Member of the Grand National Assembly
- Incumbent
- Assumed office June 2, 2023
- Constituency: Tokat (2023)

Personal details
- Born: 1973 (age 51–52) Tokat, Turkey
- Political party: AK Party

= Cüneyt Aldemir =

Turkish dentist and politician

Cüneyt Aldemir (born 1973) is a Turkish dentist and politician. He is the 28th term deputy of Tokat for the Justice and Development Party.

== Biography ==
Cüneyt Aldemir was born in Tokat in 1973. He graduated from Gazi University Faculty of Dentistry in 1995. After his graduation, he started practicing dentistry in Tokat.

In 1998, he took part in the Welfare Party Ankara Çankaya Youth Branch. In 1998, he served as a member of the Virtue Party Tokat Provincial Board of Directors. Between 2001 and 2007, he served as the Founding Provincial Chairman of the Justice and Development Party Central District.

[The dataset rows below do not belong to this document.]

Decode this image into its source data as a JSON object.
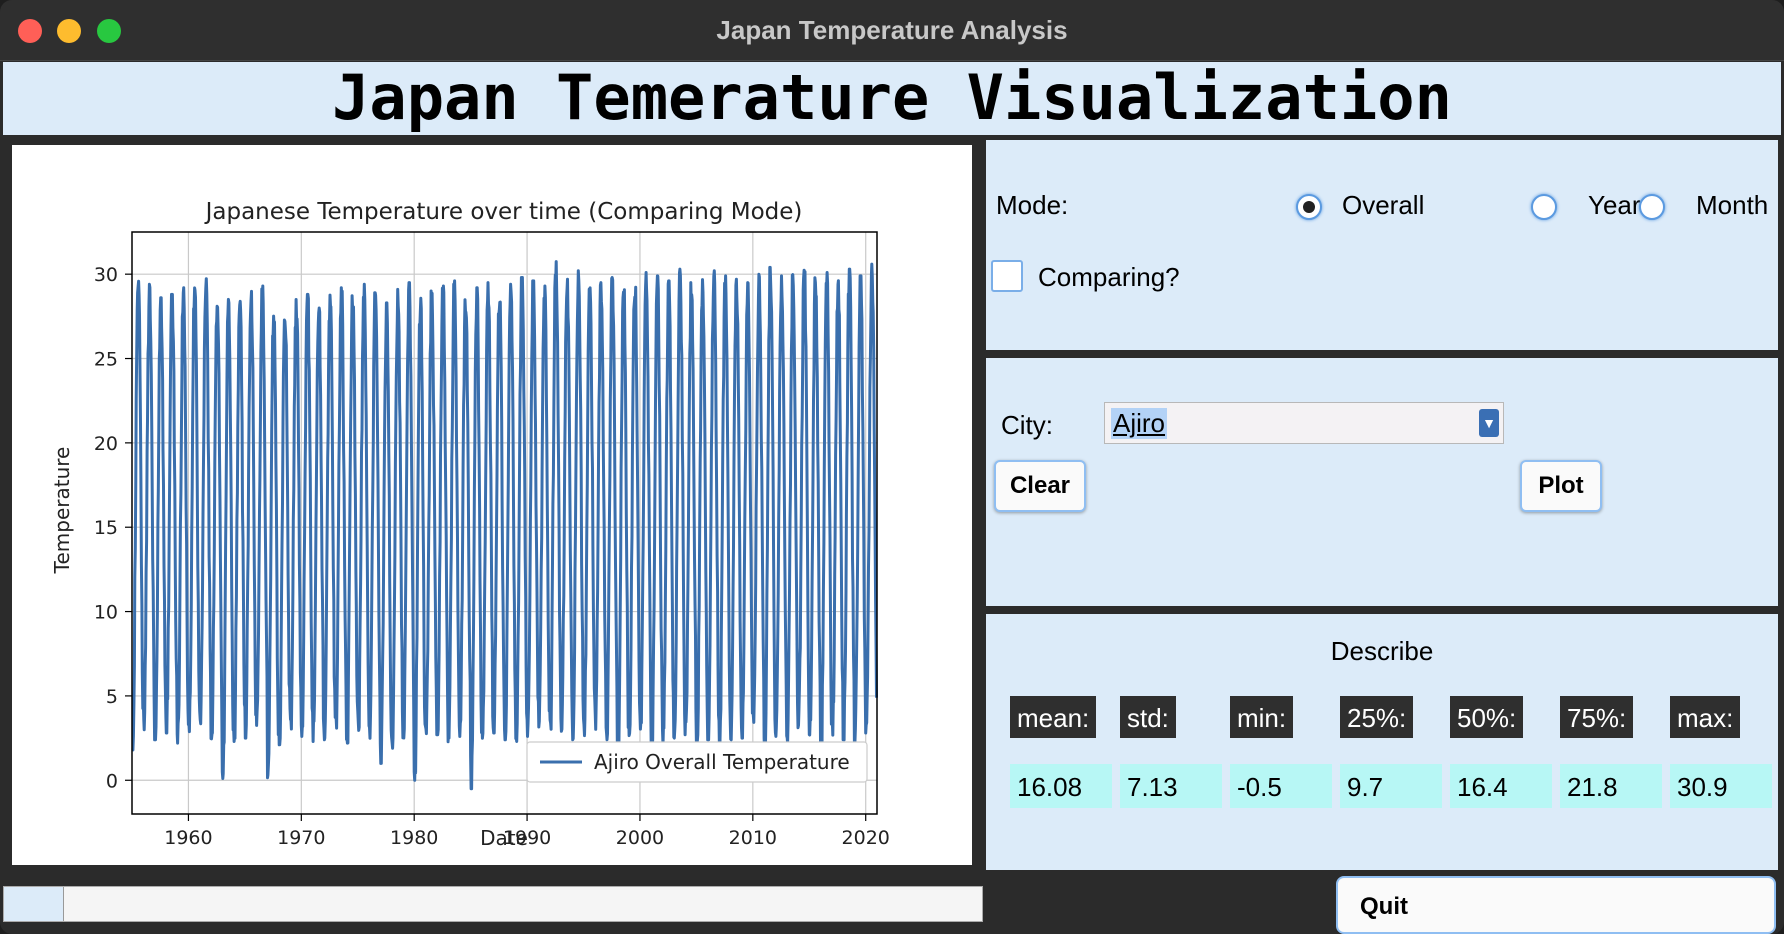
{
  "window": {
    "title": "Japan Temperature Analysis"
  },
  "header": {
    "title": "Japan Temerature Visualization"
  },
  "chart_data": {
    "type": "line",
    "title": "Japanese Temperature over time (Comparing Mode)",
    "xlabel": "Date",
    "ylabel": "Temperature",
    "xlim": [
      1955,
      2021
    ],
    "ylim": [
      -2,
      32.5
    ],
    "xticks": [
      "1960",
      "1970",
      "1980",
      "1990",
      "2000",
      "2010",
      "2020"
    ],
    "yticks": [
      "0",
      "5",
      "10",
      "15",
      "20",
      "25",
      "30"
    ],
    "grid": true,
    "legend_position": "lower right",
    "series": [
      {
        "name": "Ajiro Overall Temperature",
        "color": "#3a6fad",
        "x_start": 1955,
        "x_end": 2021,
        "cycle_years": 1,
        "annual_max": [
          29.8,
          29.4,
          28.6,
          28.8,
          29.2,
          29.3,
          29.8,
          29.0,
          28.7,
          29.1,
          29.2,
          29.3,
          28.2,
          27.9,
          28.5,
          28.8,
          28.4,
          29.0,
          29.2,
          28.8,
          29.4,
          28.9,
          28.3,
          29.1,
          29.5,
          28.6,
          29.0,
          29.3,
          29.6,
          28.9,
          29.2,
          29.5,
          29.0,
          29.4,
          29.8,
          29.6,
          29.3,
          30.9,
          29.7,
          30.2,
          30.0,
          29.5,
          29.8,
          29.3,
          29.7,
          30.1,
          29.9,
          29.6,
          30.3,
          29.5,
          29.8,
          30.2,
          29.9,
          29.7,
          29.5,
          30.0,
          30.4,
          29.9,
          30.2,
          30.5,
          29.8,
          30.1,
          29.7,
          30.3,
          29.9,
          30.6
        ],
        "annual_min": [
          1.8,
          3.0,
          2.4,
          2.8,
          2.2,
          2.6,
          3.0,
          2.4,
          0.0,
          2.2,
          2.5,
          3.0,
          0.0,
          2.1,
          2.8,
          2.6,
          2.3,
          2.4,
          2.6,
          2.0,
          2.7,
          2.3,
          1.0,
          1.9,
          2.5,
          0.0,
          2.4,
          2.7,
          2.2,
          2.6,
          -0.5,
          2.3,
          2.8,
          2.4,
          2.3,
          2.6,
          2.8,
          2.5,
          2.9,
          2.4,
          2.6,
          3.0,
          2.4,
          1.3,
          2.6,
          2.3,
          1.6,
          2.1,
          2.5,
          2.7,
          1.8,
          2.4,
          2.0,
          2.4,
          2.5,
          2.9,
          1.7,
          2.6,
          2.2,
          3.0,
          2.6,
          1.5,
          2.5,
          2.4,
          2.2,
          2.8
        ]
      }
    ]
  },
  "controls": {
    "mode_label": "Mode:",
    "modes": [
      {
        "label": "Overall",
        "selected": true
      },
      {
        "label": "Year",
        "selected": false
      },
      {
        "label": "Month",
        "selected": false
      }
    ],
    "comparing_label": "Comparing?",
    "comparing_checked": false,
    "city_label": "City:",
    "city_value": "Ajiro",
    "clear_label": "Clear",
    "plot_label": "Plot"
  },
  "describe": {
    "title": "Describe",
    "stats": [
      {
        "label": "mean:",
        "value": "16.08"
      },
      {
        "label": "std:",
        "value": "7.13"
      },
      {
        "label": "min:",
        "value": "-0.5"
      },
      {
        "label": "25%:",
        "value": "9.7"
      },
      {
        "label": "50%:",
        "value": "16.4"
      },
      {
        "label": "75%:",
        "value": "21.8"
      },
      {
        "label": "max:",
        "value": "30.9"
      }
    ]
  },
  "progress": {
    "fraction": 0.06
  },
  "quit_label": "Quit"
}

Between 2009 and 2011, he served as AK Party Tokat Provincial Vice President. As a result of the 2014 Local Administrations election, he was elected as Tokat Provincial General Assembly Member.

In 2021, he was elected as the Provincial Chairman of AK Party Tokat. In 2023, he resigned from his position as Provincial Chairman to become a Tokat MP candidate.

In the 2023 Turkish general elections, he became the Justice and Development Party's 3rd place parliamentary candidate from Tokat. He was elected to the Grand National Assembly of Turkey as the 28th term Tokat deputy. He was elected to the Health, Family, Labor and Social Affairs Commission of the Grand National Assembly of Turkey.